Ma fille grandit. Évidemment.
Comme le dit le poète : « Mais bien sûr que je grandis que veux-tu que
j’fasse d’autre ? / évidemment qu’je grandis j’vais pas r’dev’nir petit ! »
(*)
Ne cherchez pas, non : si vous n’avez
pas d’enfants âgés de moins de seize ans, il est probable que vous ne connaissiez
pas. Mais ça confirme que ma fille a bien grandi, en tout cas, vu qu’elle a
probablement déjà oublié qu’elle avait aimé cette chanson un jour.

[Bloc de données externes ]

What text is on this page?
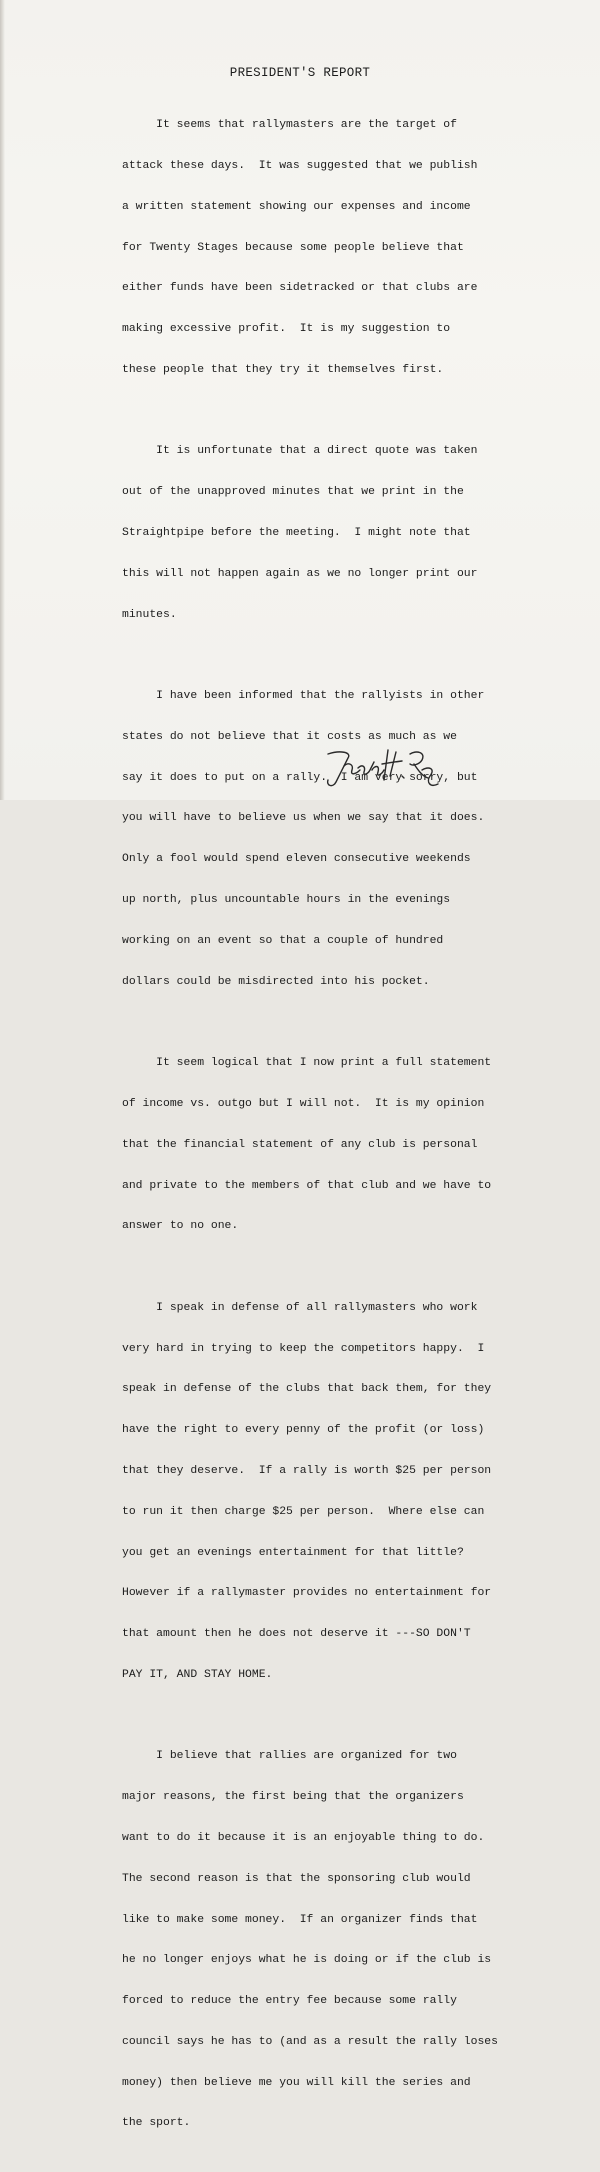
PRESIDENT'S REPORT

It seems that rallymasters are the target of

attack these days.  It was suggested that we publish

a written statement showing our expenses and income

for Twenty Stages because some people believe that

either funds have been sidetracked or that clubs are

making excessive profit.  It is my suggestion to

these people that they try it themselves first.

It is unfortunate that a direct quote was taken

out of the unapproved minutes that we print in the

Straightpipe before the meeting.  I might note that

this will not happen again as we no longer print our

minutes.

I have been informed that the rallyists in other

states do not believe that it costs as much as we

say it does to put on a rally.  I am very sorry, but

you will have to believe us when we say that it does.

Only a fool would spend eleven consecutive weekends

up north, plus uncountable hours in the evenings

working on an event so that a couple of hundred

dollars could be misdirected into his pocket.

It seem logical that I now print a full statement

of income vs. outgo but I will not.  It is my opinion

that the financial statement of any club is personal

and private to the members of that club and we have to

answer to no one.

I speak in defense of all rallymasters who work

very hard in trying to keep the competitors happy.  I

speak in defense of the clubs that back them, for they

have the right to every penny of the profit (or loss)

that they deserve.  If a rally is worth $25 per person

to run it then charge $25 per person.  Where else can

you get an evenings entertainment for that little?

However if a rallymaster provides no entertainment for

that amount then he does not deserve it ---SO DON'T

PAY IT, AND STAY HOME.

I believe that rallies are organized for two

major reasons, the first being that the organizers

want to do it because it is an enjoyable thing to do.

The second reason is that the sponsoring club would

like to make some money.  If an organizer finds that

he no longer enjoys what he is doing or if the club is

forced to reduce the entry fee because some rally

council says he has to (and as a result the rally loses

money) then believe me you will kill the series and

the sport.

Tout ça pour dire que, puisqu’elle grandit, elle
gagne bien sûr en autonomie et en maturité. Bon : une autonomie qui ne s’étend
quand même pas à la cuisine ou à la lessive et une maturité qui n’inclut pas du
tout la conscience aigüe de la nécessité de faire ses devoirs et de ranger sa
chambre, mais disons qu’elle a une autonomie suffisante pour aller seule aux
toilettes si je ne suis pas là et la maturité nécessaire pour savoir qu’on ne
joue pas à mettre les doigts dans les prises de courant. Ce qui n’est déjà pas
si mal.
Autant de qualités qui, immanquablement, m’ont
amenée à la laisser seule à la maison. D’abord le temps d’aller chercher le
courrier, puis le pain, puis… je vous passe la longue et, il est vrai, assez
peu intéressante liste des étapes par lesquelles nous sommes passées pour en
arriver à ce jour où je l’ai finalement laissée seule à la maison pour sortir…
le soir.
C’est très différent de la journée, le soir.
Le soir, il fait noir et le noir, ça fout la frousse. Aux enfants. Et même aux pré-ados.
À ceux qui restent seuls à la maison pour la première fois, en tout cas. Alors
bien sûr, même si j’avais confiance et tout, je n’étais pas super sereine quand
même et je n’ai pas attendu très longtemps avant d’envoyer un sms à ma fille
chérie :
Tout
va bien ? *smiley mignon* qui montre que maman s’intéresse – pas *smiley
bleu de peur* qui montre que maman flippe.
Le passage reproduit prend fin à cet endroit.